51lZGWjeA6LAfter my Maureen Johnson craze faded a few months ago, I thought it might be a while before I got around to reading the next book in her Shades of London series. I’ve read a number of YA books since I burned through Johnson’s canon, but something about The Name of the Star really piqued my interest; I was eager to get back to the series sooner rather than later. From the beginning, Johnson hit all the right points–a boarding school in London, Jack the Ripper, ghost police–it’s all there. And I was so ready for my ship of Rory and Stephen’s romance to come to fruition.

The series’ second installment, The Madness Underneath, seamlessly continues the action of the first novel. It was not, however, as finely tuned as I thought it would be. Because Rory is in limbo in terms of whether she will be returning to Wexford, and then, whether or not she can actually pass school, or how she is going to contribute to the Shades now that she is a terminus, the narrative is noticeably harried. It’s difficult to keep up with Rory in The Madness Underneath. Johnson moves the plot along at a breakneck speed. And though her character development is as excellent as ever in this novel, there are some murky aspects of the text that crop up.

Johnson’s introduction of the story’s new nemesis is odd. Rory’s difficulty with school was an excellent way for Johnson to throw a monkey wrench into the plot. I assumed she would continue on at Wexford while working with the Shades on the aftermath of the Ripper case. But, no. That would be too easy. *Spoiler alert* Johnson takes us on a roller coaster ride that involves an ex-rock n’ roller turned therapist who convinces Rory to run away from school when she finds out how poorly she’s doing academically.

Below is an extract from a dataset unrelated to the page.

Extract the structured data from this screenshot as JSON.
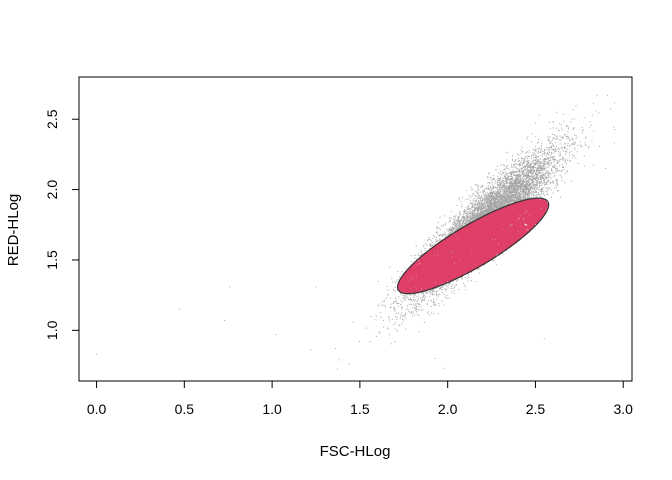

I had a lot of difficulty accepting that what was happening was happening as it unfolded. Who is convinced that easily that she should run away? It’s so sudden and so complete that I was confused and skeptical all at once.

Johnson offsets this a bit when Rory realizes that Jane, the therapist, has been drugging her with hash via baked goods. How 70s. This is a meager, though generally acceptable, explanation of Rory’s suggestibility during the entire affair, but it still rubs the wrong way. It doesn’t help that there was so much information and action packed into the last few chapters that it was difficult to jump from Rory’s rambling limbo phase, with hints of lurking danger, to full on danger.

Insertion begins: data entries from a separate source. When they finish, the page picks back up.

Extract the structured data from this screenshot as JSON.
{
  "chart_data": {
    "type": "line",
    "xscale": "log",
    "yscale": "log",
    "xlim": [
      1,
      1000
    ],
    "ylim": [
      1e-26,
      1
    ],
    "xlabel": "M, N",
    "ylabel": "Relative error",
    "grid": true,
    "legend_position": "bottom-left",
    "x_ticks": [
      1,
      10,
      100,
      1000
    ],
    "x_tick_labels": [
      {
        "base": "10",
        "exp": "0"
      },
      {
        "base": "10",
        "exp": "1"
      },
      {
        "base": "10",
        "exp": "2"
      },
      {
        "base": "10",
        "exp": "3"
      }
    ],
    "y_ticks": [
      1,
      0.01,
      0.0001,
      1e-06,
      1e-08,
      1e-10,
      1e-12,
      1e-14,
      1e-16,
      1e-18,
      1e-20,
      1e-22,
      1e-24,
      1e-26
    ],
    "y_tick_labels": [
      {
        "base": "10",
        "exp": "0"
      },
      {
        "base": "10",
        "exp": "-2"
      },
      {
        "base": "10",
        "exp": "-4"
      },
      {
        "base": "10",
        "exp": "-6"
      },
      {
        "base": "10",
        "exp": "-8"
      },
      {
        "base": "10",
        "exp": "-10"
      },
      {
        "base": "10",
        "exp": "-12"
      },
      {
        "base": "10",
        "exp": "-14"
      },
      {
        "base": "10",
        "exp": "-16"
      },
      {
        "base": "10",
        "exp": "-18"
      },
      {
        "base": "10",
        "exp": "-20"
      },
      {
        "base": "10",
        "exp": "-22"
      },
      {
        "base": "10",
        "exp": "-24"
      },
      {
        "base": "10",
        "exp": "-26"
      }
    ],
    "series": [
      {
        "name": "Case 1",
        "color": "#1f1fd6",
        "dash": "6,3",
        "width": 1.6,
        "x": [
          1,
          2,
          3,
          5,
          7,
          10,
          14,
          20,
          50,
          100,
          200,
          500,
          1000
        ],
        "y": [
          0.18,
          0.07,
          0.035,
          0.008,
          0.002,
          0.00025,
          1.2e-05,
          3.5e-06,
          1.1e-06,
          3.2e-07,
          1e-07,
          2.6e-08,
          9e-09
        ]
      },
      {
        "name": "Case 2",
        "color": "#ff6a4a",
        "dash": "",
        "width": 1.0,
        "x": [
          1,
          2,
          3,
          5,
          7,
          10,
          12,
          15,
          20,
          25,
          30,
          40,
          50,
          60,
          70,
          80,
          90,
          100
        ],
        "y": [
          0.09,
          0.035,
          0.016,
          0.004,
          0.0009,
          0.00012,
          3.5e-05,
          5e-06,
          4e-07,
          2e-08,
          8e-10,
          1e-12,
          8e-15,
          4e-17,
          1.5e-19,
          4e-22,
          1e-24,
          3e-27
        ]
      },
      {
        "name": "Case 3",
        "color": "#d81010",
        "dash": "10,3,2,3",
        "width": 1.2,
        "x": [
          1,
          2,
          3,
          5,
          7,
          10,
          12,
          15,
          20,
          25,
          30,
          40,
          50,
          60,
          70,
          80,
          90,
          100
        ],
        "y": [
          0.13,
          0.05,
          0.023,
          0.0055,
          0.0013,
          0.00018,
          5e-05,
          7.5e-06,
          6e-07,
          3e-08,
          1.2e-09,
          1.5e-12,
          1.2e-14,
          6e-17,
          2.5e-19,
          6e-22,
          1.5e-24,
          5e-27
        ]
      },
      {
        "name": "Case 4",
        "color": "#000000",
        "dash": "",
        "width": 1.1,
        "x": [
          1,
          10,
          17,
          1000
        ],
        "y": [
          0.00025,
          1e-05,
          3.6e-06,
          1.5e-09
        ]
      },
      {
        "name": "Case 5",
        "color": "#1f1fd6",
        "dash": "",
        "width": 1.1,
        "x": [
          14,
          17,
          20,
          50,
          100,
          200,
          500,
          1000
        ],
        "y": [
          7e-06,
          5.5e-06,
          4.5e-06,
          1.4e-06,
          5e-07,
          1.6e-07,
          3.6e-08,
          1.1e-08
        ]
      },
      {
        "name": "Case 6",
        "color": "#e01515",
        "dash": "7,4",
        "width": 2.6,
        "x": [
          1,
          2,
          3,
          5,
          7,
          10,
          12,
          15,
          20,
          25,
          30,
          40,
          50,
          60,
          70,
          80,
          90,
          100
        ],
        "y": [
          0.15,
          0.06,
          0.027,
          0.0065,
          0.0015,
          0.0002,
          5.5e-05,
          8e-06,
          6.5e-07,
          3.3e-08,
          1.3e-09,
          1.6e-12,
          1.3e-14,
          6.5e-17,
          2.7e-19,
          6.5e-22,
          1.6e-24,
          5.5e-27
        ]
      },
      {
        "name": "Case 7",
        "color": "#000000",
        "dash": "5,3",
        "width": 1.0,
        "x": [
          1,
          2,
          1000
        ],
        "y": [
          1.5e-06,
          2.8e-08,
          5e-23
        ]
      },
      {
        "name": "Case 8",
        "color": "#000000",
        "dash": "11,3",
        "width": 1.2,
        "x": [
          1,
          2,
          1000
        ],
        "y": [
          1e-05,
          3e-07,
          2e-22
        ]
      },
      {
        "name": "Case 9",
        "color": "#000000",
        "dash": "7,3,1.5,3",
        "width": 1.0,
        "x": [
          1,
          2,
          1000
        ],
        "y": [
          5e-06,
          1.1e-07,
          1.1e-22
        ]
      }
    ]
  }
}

Those last few chapters are heavy hitters. Jane and her lackeys are members of a cult who is trying to “defeat death”–whatever that means–and attempting to use Rory as a tool because of her terminus abilities. When Stephen, Callum, and Boo save her, she and Stephen FINALLY hook up, which was a deeply satisfying moment for a repressed fangirl such as myself, but Johnson steps it up to a whole new level when she kills Stephen off.

He sustains a serious head injury that isn’t immediately obvious to the others, and once they get him to the hospital, it’s too late. Rory insists on keeping her hands on him during his death because she believes its a way to bring him back as a ghost. The novel ends with Rory and Boo searching for him, and Rory’s vow to get payback.

For the most part, The Madness Underneath was a great next step in the series. I seriously didn’t see any of the second half coming. The beginning gets off to a shaky start as Rory finds her footing, but the traipsing through London she does makes up for it. There’s nothing better than some good old-fashioned London history to keep me going, and Johnson threads it into the novel with ease.

I’ve already gotten my hands on the next two installments, and I cannot wait to see how the Shades of London pans out.